Morton C. Cunningham
(1949 - 1969)

Morton C. Cunningham was the first president to have an inauguration ceremony since Lewis' 36 years before. He became known as the builder president as a result of the building and remodeling period following the war. The numerous buildings constructed during his presidency included the president's home and several other buildings received additions. Cunningham also focused on enhancing the curriculum and adding new programs such as nursing and radio broadcasting.

John W. Gustad
(1969 - 1975)

John W. Gustad was an accomplished author and editor when he took command of the school. With his guidance, the general education program was created which encouraged students to take classes in areas outside of their academic majors. He established the positions of vice president of academic affairs and deans of colleges. Perhaps his most important legacy is laying the foundation for the college to transition to a university. Gustad once said, "we need to organize ourselves so that we may become stronger thorough successfully meeting our challenges, and capitalize on our opportunities."

Gerald W. Tomanek
(1975 - 1987)

Gerald W. Tomanek's affiliation with FHSU began early — both of his parents attended, he received both his bachelor's and master's degrees from the school, he began his teaching career here in 1947, and he held several prominent positions in the faculty. He helped develop off-campus programs and educational centers at surrounding community colleges. More academic programs were added, including an animal science laboratory. Several buildings were remodeled while others were built.
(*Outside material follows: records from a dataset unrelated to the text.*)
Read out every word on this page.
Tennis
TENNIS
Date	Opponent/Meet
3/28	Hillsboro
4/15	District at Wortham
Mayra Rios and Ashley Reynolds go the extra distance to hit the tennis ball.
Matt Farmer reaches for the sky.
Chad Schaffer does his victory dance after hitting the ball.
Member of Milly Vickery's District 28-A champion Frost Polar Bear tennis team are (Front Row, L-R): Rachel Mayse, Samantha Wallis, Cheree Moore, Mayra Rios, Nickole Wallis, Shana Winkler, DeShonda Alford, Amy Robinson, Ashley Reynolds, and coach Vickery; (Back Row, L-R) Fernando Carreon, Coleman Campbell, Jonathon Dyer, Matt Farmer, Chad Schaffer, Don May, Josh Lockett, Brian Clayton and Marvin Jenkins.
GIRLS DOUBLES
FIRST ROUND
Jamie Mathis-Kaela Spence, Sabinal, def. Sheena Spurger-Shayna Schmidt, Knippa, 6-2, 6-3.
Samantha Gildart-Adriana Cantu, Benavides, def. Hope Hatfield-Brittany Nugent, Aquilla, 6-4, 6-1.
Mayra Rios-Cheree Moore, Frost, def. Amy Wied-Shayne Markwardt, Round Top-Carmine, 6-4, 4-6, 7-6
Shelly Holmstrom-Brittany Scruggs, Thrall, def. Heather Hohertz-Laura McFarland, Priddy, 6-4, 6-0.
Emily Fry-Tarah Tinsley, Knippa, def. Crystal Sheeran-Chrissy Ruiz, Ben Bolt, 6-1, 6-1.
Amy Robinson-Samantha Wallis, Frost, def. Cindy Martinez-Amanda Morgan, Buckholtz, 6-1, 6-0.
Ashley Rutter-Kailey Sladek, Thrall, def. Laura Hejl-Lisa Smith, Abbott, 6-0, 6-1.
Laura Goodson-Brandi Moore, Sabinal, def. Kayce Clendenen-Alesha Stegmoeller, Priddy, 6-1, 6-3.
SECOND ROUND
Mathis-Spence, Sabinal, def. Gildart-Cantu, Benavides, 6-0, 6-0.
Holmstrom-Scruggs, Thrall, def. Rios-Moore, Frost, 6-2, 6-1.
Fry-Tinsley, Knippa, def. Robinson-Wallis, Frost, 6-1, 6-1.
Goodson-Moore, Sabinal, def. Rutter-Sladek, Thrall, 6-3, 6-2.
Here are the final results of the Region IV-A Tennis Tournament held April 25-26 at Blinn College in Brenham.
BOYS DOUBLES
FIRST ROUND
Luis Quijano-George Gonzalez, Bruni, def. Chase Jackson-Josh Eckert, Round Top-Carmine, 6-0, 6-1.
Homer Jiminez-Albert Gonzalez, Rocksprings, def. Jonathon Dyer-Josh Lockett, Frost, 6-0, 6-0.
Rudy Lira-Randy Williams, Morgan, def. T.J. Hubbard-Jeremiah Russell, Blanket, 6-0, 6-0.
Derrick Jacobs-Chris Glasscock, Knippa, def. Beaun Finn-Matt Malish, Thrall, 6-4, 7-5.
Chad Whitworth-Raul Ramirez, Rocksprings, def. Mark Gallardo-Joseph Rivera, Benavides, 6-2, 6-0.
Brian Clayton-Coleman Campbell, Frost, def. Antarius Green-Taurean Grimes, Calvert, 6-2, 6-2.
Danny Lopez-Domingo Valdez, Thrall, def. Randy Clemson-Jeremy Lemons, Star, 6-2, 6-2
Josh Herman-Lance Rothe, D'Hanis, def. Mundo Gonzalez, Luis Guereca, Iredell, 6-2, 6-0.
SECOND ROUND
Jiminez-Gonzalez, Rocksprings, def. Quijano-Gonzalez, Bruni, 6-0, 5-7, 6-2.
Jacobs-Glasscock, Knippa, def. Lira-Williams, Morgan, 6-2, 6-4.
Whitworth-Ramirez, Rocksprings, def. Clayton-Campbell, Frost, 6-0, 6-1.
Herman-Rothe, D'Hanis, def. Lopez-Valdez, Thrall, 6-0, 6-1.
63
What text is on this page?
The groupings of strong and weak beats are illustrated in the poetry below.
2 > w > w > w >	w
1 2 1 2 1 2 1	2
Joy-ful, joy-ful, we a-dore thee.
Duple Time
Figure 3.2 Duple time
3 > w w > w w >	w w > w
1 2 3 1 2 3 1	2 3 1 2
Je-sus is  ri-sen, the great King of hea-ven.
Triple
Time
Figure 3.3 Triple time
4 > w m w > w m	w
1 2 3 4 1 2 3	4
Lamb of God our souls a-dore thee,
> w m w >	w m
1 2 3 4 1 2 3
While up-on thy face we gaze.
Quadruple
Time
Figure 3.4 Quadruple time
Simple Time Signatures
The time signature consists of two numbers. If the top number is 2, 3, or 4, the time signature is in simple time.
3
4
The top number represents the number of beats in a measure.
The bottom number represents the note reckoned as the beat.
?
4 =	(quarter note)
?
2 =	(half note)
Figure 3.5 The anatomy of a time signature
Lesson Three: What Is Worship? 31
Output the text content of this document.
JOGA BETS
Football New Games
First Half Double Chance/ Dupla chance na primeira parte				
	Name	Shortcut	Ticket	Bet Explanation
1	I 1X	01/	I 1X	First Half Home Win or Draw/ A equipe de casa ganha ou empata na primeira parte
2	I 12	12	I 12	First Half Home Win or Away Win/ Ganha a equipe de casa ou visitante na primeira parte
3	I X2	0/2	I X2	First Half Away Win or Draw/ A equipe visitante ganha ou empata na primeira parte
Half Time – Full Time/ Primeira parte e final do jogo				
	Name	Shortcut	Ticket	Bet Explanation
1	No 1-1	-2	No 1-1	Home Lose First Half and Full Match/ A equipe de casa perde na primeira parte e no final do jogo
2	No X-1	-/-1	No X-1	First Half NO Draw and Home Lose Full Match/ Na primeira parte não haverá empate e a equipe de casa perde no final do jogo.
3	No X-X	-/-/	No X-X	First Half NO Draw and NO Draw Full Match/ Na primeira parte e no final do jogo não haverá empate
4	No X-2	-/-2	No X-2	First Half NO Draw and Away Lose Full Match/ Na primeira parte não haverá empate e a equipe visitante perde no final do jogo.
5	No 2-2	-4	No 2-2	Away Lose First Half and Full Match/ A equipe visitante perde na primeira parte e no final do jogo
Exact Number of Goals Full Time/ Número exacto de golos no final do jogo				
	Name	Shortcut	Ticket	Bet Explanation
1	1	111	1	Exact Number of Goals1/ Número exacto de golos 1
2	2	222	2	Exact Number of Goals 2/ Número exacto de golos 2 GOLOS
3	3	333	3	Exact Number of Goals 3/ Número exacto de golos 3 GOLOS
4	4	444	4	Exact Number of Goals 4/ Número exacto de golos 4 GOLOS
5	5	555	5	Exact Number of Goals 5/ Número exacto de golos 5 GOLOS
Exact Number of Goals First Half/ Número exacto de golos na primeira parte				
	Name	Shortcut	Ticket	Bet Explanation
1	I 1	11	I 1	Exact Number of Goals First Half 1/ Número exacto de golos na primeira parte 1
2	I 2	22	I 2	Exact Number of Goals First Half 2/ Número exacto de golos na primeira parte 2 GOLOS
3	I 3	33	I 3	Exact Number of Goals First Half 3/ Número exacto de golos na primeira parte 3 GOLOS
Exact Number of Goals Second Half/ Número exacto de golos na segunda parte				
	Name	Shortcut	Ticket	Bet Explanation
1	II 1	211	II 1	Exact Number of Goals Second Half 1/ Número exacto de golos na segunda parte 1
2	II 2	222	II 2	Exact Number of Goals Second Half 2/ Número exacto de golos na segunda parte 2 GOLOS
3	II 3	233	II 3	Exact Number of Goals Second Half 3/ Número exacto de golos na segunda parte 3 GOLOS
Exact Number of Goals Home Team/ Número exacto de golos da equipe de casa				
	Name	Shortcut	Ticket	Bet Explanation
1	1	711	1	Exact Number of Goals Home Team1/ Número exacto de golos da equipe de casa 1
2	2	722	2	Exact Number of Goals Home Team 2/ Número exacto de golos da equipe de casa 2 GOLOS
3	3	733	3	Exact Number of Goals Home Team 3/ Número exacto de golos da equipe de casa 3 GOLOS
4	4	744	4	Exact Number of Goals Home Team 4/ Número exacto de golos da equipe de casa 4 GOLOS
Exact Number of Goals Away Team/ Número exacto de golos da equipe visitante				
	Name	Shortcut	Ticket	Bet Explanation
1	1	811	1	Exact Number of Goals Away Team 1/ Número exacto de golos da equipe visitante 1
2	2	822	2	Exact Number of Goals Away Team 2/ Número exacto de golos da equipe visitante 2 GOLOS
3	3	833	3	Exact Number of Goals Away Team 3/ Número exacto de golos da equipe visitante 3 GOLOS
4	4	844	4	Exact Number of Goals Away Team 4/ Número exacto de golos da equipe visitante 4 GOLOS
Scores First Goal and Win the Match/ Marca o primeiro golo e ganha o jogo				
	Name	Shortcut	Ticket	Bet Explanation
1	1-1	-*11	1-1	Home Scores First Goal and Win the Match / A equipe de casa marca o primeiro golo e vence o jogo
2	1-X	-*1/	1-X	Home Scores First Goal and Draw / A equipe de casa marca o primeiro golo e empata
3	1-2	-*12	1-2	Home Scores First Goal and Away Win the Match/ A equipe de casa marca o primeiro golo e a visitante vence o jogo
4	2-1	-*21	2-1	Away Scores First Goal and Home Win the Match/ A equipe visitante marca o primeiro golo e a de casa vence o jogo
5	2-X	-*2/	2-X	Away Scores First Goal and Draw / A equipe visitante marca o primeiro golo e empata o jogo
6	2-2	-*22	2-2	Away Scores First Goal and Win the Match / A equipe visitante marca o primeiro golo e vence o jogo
Rather than destroying Sheridan Coliseum, renovation began shortly before his retirement.

Edward H. Hammond
(1987 - 2014)

Edward H. Hammond's administration has been one of growth. His biggest goal is to merge technology with education. Technology has been incorporated into every classroom. On-campus enrollment has increased and a Virtual College has attracted many students who are unable to travel to attend classes. His "Affordable Success" campaign has resulted in more faculty and scholarship awards have increased. He also has led the modernization and renovation of many buildings on campus.